Protesting workers nix Market Basket amnesty
Market Basket employees who have been calling in sick and walking off the job in support of their fired boss are slamming an offer of amnesty from the company's board of directors and promising instead to fight on with protests and boycotts until Arthur T. Demoulas is reinstated as CEO.
"This past month has been trying," the board said in a brief news release issued Friday night. "We appreciate the strain this change in leadership has placed on our associates. We welcome back associates who are committed to Market Basket's customers. There will be no penalty or discipline for any associate who joins in what will be a significant effort to return to the unparalleled level of performance and customer service that have been hallmarks of the Market Basket brand."
The board also promised there would be no change in the company's "unmatched" compensation and benefits.
Workers have disrupted deliveries to the chain's 71 locations, leaving shelves empty and customers flocking to other grocery stores. Organizers of the protests and walkouts immediately rejected the company's offer in a message posted on their Facebook page, Save Market Basket.
On Saturday morning, the group also issued its own news release, reaffirming their commitment to their cause.
"ATD must be reinstated with full authority as president of DSM. This has been and will continue to be non-negotiable.
"We also want to be clear in our message to any other potential buyer that we will work for no other CEO," they wrote.
Market Basket workers also praised customers who were planning their own Saturday rallies at different Market Basket stores, calling it an "awesome plan."
The latest statements came in the wake of Friday's huge rally of workers, customers and local political leaders at the Market Basket store in Tewksbury, Mass.
Thousands of people packed the parking lot of the store for a loud show of support that could be heard on Route 495, where traffic was at a standstill because of the many cars trying to reach the rally.
While workers protested in the hot sun, the board of directors met in Boston to consider options, including an offer from Arthur T. Demoulas to buy out the 50.5 percent of the company's stock held by other members of the Demoulas family headed up by his cousin, Arthur S. Demoulas.
The family-owned company has been hampered by decades of infighting which led to the firing of Arthur T. Demoulas last month after Arthur S. Demoulas and his side of the family gained control of the board.
Among the conflicts between the two sides were the company's profit-sharing plan, employee bonuses and a yearlong 4 percent discount on all purchases launched by Arthur T. Demoulas last January.
The board hired co-CEOs Felicia Thornton, a former vice president of the Albertsons grocery store chain, and James Gooch, a former CEO of Radio Shack, to run the company.
Shortly after Friday's rally ended, the board released a statement saying it will "evaluate and seriously consider" the buyout offer from Arthur T. along with any other offers or proposals.
The board also criticized the "negative behavior of certain current and former associates" that they said was at odds with the company's culture of putting customers first.
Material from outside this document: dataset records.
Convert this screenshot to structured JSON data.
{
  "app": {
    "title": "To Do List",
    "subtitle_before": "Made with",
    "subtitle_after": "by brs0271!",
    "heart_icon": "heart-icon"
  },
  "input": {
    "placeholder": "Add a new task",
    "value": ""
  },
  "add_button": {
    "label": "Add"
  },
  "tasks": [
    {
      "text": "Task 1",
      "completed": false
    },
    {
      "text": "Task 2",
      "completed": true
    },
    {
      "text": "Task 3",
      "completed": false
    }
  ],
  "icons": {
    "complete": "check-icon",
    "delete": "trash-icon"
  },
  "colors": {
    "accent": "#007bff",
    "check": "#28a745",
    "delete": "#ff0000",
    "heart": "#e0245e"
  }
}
Board members also reaffirmed their support for Thornton and Gooch.
But a few hours later, the board issued its second press release with a softer tone.
Although workers had originally hoped that Friday's rally would be their final protest, they are now planning more.
Tom Trainor, one of eight senior managers who were fired for their roles in organizing the protest, told the crowd in Tewksbury not to be discouraged.
"I am getting ticked off with people who are telling me we can't win this," said Trainor. "They don't know us."